Apa Itu Pemodelan Respon Langsung?

Pemasaran respons langsung berusaha membujuk calon pelanggan untuk mengambil tindakan tertentu segera setelah menerima atau membaca iklan. Tingkat tanggapan langsung yang suram, rata-rata paling baik sekitar 4,4 persen, menjadikannya penting untuk melacak dan membandingkan hasil tanggapan pemasaran langsung, menyingkirkan saluran yang tidak efektif, dan terus menggunakan saluran yang menghasilkan hasil terbaik. Pemodelan respons langsung adalah kerangka kerja untuk melacak data respons dan untuk membuat prediksi tentang keberhasilan kampanye pemasaran langsung di masa mendatang.
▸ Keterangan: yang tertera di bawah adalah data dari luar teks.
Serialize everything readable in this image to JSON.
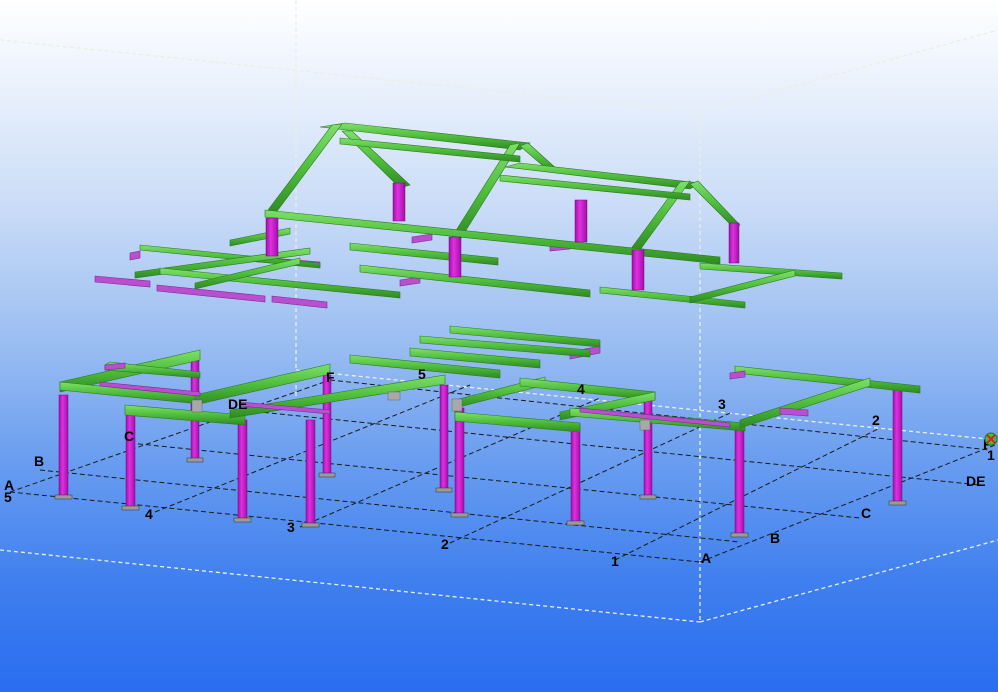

Dasar-dasar Pemodelan Respon Langsung

Tujuan utama dari membuat model tanggapan langsung adalah untuk mengidentifikasi pelanggan atau prospek yang paling mungkin - atau paling tidak - untuk menanggapi iklan langsung. Setelah bisnis memiliki informasi ini, bisnis tersebut dapat meningkatkan tingkat respons dan pada saat yang sama mengurangi biaya iklan dengan menyesuaikan dan mengirim iklan ke grup target yang lebih spesifik. Model ini mengandalkan data historis, berbagai kalkulasi kuantitatif, dan evaluasi kualitatif untuk memberikan gambaran yang dapat digunakan bisnis untuk membuat keputusan pemasaran langsung.

Informasi Target

Kerangka pemodelan dapat didasarkan pada informasi kuantitatif apa pun yang dianggap penting oleh bisnis untuk dilacak. Meskipun demikian, banyak yang menggunakan demografis seperti “zip + 4” atau kode pos sembilan digit sebagai sumber data utama, karena ini adalah cara yang akurat untuk menunjukkan dan melacak area dengan tingkat respons tinggi dan rendah. Informasi dasar lainnya dapat mencakup usia, jenis kelamin atau tingkat pendapatan dan berasal dari milis atau daftar langganan. Iklan langsung itu sendiri juga dapat dimasukkan ke dalam model. Memvariasikan pesan tetapi mengirim iklan ke dua kumpulan prospek yang identik menyediakan cara untuk melacak pesan mana yang menerima respons terbaik.

Menambahkan Tarif Konversi

Pemodelan respons dapat mencakup data tentang jumlah iklan yang dikirim atau tingkat respons terhadap tingkat konversi, jumlah penjualan yang sebenarnya dilakukan. Bergantung pada seberapa banyak detail yang dibutuhkan atau diinginkan oleh model untuk disertakan, model juga dapat melacak informasi seperti jumlah penjualan rata-rata untuk area geografis tertentu. Menambahkan data konversi ke model dapat, misalnya, menunjukkan kepada bisnis bahwa area dengan rasio respons tinggi, rasio konversi rendah, dan jumlah penjualan rata-rata tinggi sebenarnya lebih menguntungkan daripada area dengan rasio respons lebih rendah, rasio konversi lebih tinggi, tetapi lebih rendah jumlah penjualan rata-rata.

Pertimbangan Akurasi Data

Kualitas dan kuantitas data yang masuk ke model tanggapan langsung menentukan seberapa akurat dan andal hasilnya pada akhirnya. Semakin banyak data historis yang dicakup model, semakin akurat model tersebut mencerminkan respons, preferensi pelanggan, dan keberhasilan atau kegagalan kampanye iklan. Penting juga untuk memahami model adalah struktur fluida yang dapat dan harus dimodifikasi sehingga terus memenuhi kebutuhan bisnis dan tujuan pemasaran strategis. Baik struktur model maupun informasi yang dikandungnya harus diperbarui secara berkala saat data tambahan tersedia.